Copying a number on the stack to another variable is fine. It's a cheap copy, there are no memory vulnerabilities associated with this. However, what happens if you instead copy a heap allocated type instead of move it? You now have 2 variables that own it, and now you will free it twice. Oops. Now you just did a double free.
These are constraints you'd have to fix under any other manual memory management in the first place. The tradeoff exists in any other manual memory management language - the only fact is that it doesn't usually tell you about the problem. Rust just helps you catch it from the get-go.
However, if what you're worried about is memory management and runtime, many other GC languages exist you can use, e.g. Go.
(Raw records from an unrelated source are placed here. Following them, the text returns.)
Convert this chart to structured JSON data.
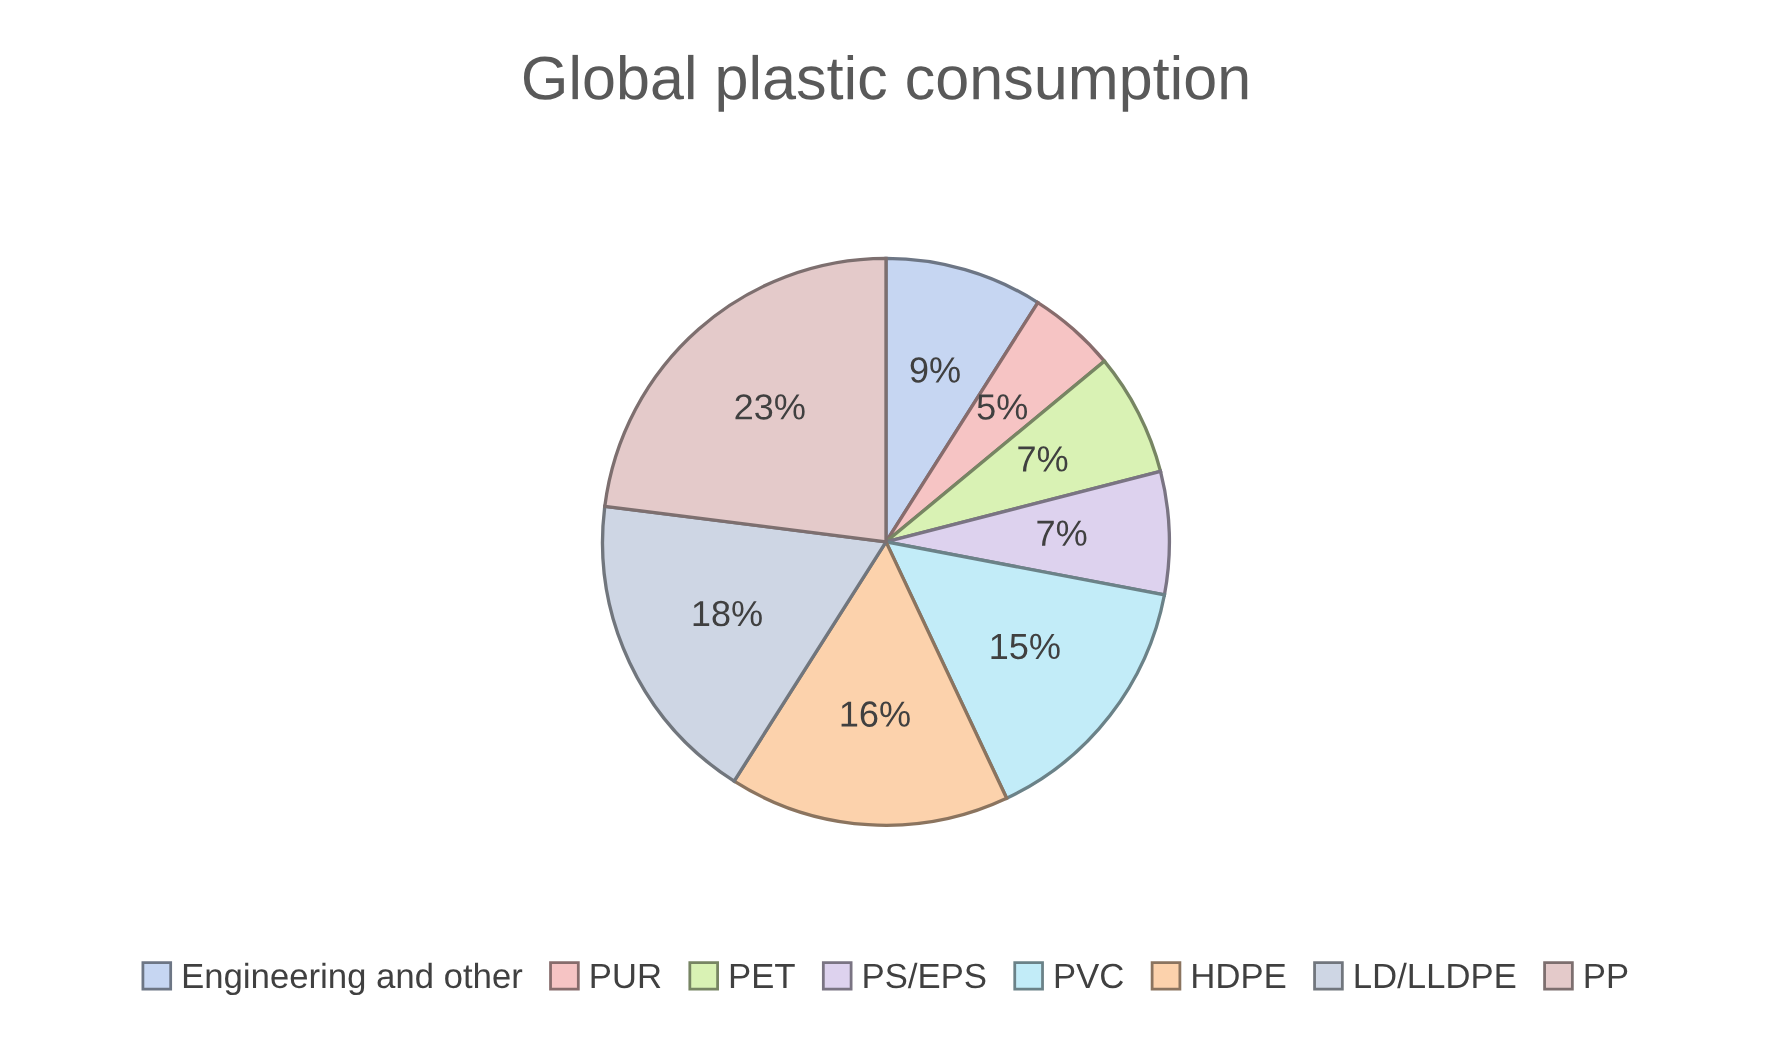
{
  "chart_data": {
    "type": "pie",
    "title": "Global plastic consumption",
    "categories": [
      "Engineering and other",
      "PUR",
      "PET",
      "PS/EPS",
      "PVC",
      "HDPE",
      "LD/LLDPE",
      "PP"
    ],
    "values": [
      9,
      5,
      7,
      7,
      15,
      16,
      18,
      23
    ],
    "colors": [
      "#c6d6f2",
      "#f6c4c4",
      "#d9f2b4",
      "#ddd2ee",
      "#c2ecf8",
      "#fcd2ac",
      "#ced6e4",
      "#e4caca"
    ],
    "value_labels": [
      "9%",
      "5%",
      "7%",
      "7%",
      "15%",
      "16%",
      "18%",
      "23%"
    ],
    "legend": "bottom"
  }
}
There's a performance cost to using it of course. Rust wasn't designed to have a GC - it was designed to have zero-cost memory management just as fast as c/cpp - but not at the cost of accidentally getting it wrong. To get this speed, the tradeoff is that you have to think about these things. But thankfully, since Rust helps with the memory management, you won't have to get it wrong quite as often. So, if your need was a language that manages memory for you, you're looking in the wrong place, since Rust is more of a c/cpp replacement, not a Python/Java/etc replacement.
I still hear dungeons and dragons far inside her voice.